Is that true? I feel like every past discussion about Patreon, as well as from the folks I know who use it as artists, they're not really getting much in terms of marketing or assistance/management. I certainly have a hard time believing that they're making most of their money from their "services" outside of just relaying money.

Their discovery is pretty awful too. My understanding is that they're mostly viable because there's no easier way to solicit money as a podcast/youtube channel right now.

That's a problem with the people, not with the tech. They overhired without training people into the roles they were hired for.

On discovery: Tiktok, for example, is absolutely slaying Insta, Snap, and Twitter. Tiktok uses human curation; the other 3 use an algorithm.

Note that Patreon takes a % of all transactions, so the key driver is increasing transactions. They don't need fancy new tech for that; they need more human interaction.

AIUI OnlyFans actually did successfully compete pretty directly with Patreon for a while as a 3 dev company. (I assume they may have grown a little since then)
It's amazing how consistently HN people underestimate the workload involved in basically any software product, and how often this blog post is relevant: https://danluu.com/sounds-easy/

> I can't think of a single large software company that doesn't regularly draw internet comments of the form “What do all the employees do? I could build their product myself.”

Products are nearly always more complicated internally than it appears to the user. Indeed, often the very ease of use that you see as an end user is because of higher complexity on the inside.

People who say this have never worked in an enterprise, global software company. Or if they did, they may not be working on key projects.

Just SCALE ALONE is enough to expand a group of engineers a significant amount. A personal project is fine to run 1 AWS or Digital Ocean instance to run the application, database. But global distribution that has to support tens of thousands, hundreds of thousands, or even million+ users concurrently globally? It's a big orchestration of applications and services that requires much larger teams.

Add in payment services and managing those integrations. Then, given that you're a global company and have to operate in multiple countries you have all sorts of regulatory compliance requirements. Who oversees that? Who manages all of these requirements? Not a single dev or a small team.

>People who say this have never worked in an enterprise, global software company.

On the other hand

How much friction there's between decision makers and people writing code in those companies?

How much time is wasted on meetings, teaching new people every month, etc, etc?

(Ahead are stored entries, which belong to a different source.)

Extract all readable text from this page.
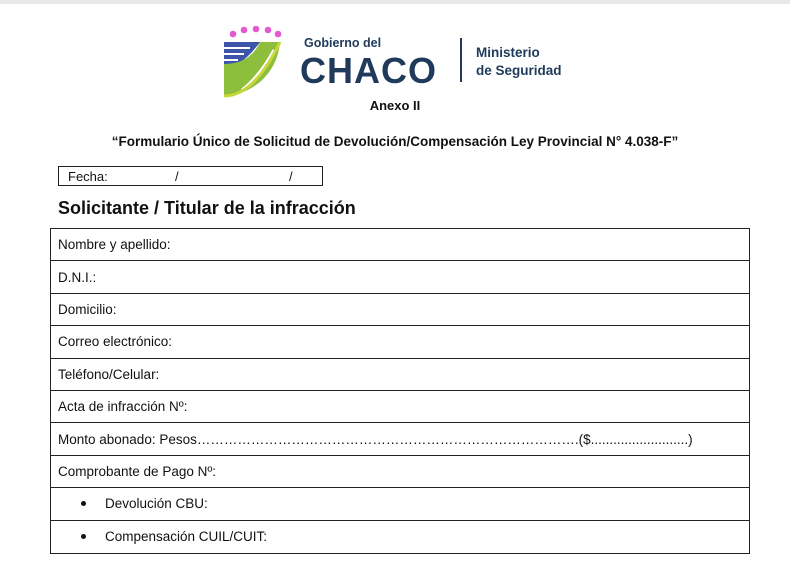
Gobierno del
CHACO	Ministerio
de Seguridad
Anexo II
“Formulario Único de Solicitud de Devolución/Compensación Ley Provincial N° 4.038-F”
Fecha:	/	/
Solicitante / Titular de la infracción
Nombre y apellido:
D.N.I.:
Domicilio:
Correo electrónico:
Teléfono/Celular:
Acta de infracción Nº:
Monto abonado: Pesos………………………………………………………………………….($..........................)
Comprobante de Pago Nº:
Devolución CBU:
Compensación CUIL/CUIT:
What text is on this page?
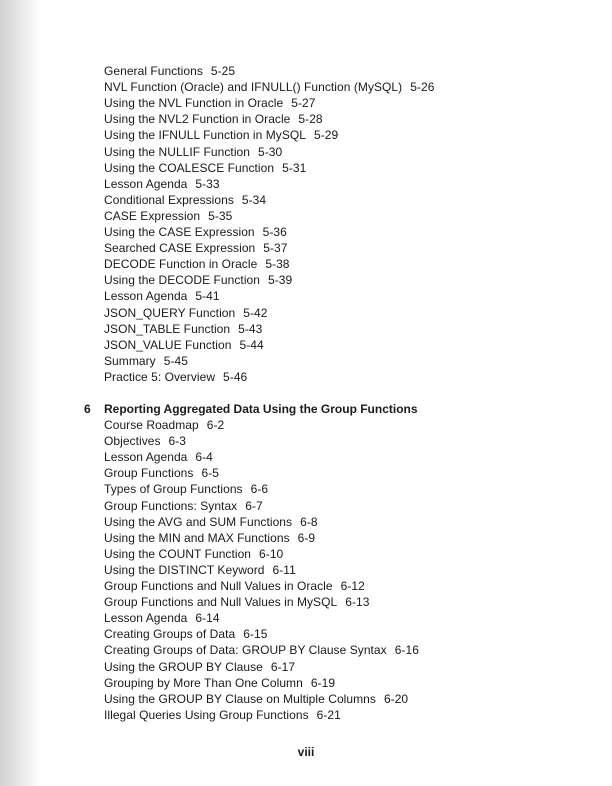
General Functions 5-25
NVL Function (Oracle) and IFNULL() Function (MySQL) 5-26
Using the NVL Function in Oracle 5-27
Using the NVL2 Function in Oracle 5-28
Using the IFNULL Function in MySQL 5-29
Using the NULLIF Function 5-30
Using the COALESCE Function 5-31
Lesson Agenda 5-33
Conditional Expressions 5-34
CASE Expression 5-35
Using the CASE Expression 5-36
Searched CASE Expression 5-37
DECODE Function in Oracle 5-38
Using the DECODE Function 5-39
Lesson Agenda 5-41
JSON_QUERY Function 5-42
JSON_TABLE Function 5-43
JSON_VALUE Function 5-44
Summary 5-45
Practice 5: Overview 5-46
6 Reporting Aggregated Data Using the Group Functions
Course Roadmap 6-2
Objectives 6-3
Lesson Agenda 6-4
Group Functions 6-5
Types of Group Functions 6-6
Group Functions: Syntax 6-7
Using the AVG and SUM Functions 6-8
Using the MIN and MAX Functions 6-9
Using the COUNT Function 6-10
Using the DISTINCT Keyword 6-11
Group Functions and Null Values in Oracle 6-12
Group Functions and Null Values in MySQL 6-13
Lesson Agenda 6-14
Creating Groups of Data 6-15
Creating Groups of Data: GROUP BY Clause Syntax 6-16
Using the GROUP BY Clause 6-17
Grouping by More Than One Column 6-19
Using the GROUP BY Clause on Multiple Columns 6-20
Illegal Queries Using Group Functions 6-21
viii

Sorry, but I really can see scenerios where 5 skilled engineers with domain knowledge can outperform 25-50 that need meetings to agree on everything

How many people worked at WhatsApp/Instagram before acq?
1 is bit low with number of customers that is both creators and users. But I would see the right number reasonably be under 100. With some geographical distribution.
> to monthly bill a list of people and transfer it to a different list

Sounds like a fantastic service to use for fraud or money laundering. It would be a shame if you had to dedicate a ton of employees towards preventing that. ;)

Structural inflation is primarily driven by blue collar wages. Going to be a lot of white collar casualties on the way back to 2%, given that rising discount rates hits them first
What's the growth from graphtreon vs these layoffs. Most top patreons have quadrupled or more monthly earnings from 2020. This could just be a netflix style "thanks for the hardwork, goodbye".
As layoff announcements go, this one is pretty solid. Cuts immediately to the chase. No sugarcoating. Takes full responsibility. Offers pretty solid severance packages.

I can only hope that if my organization has to lay people off, they'd be half as kind as some of the recent ones have been (and not at all like others, such as Klarna).

Well, that seems pretty OK for a layoff mail.

Bit confused by reducing staff spend while increasing spending on engineering & product. Surely for a software company those are roughly the same thing?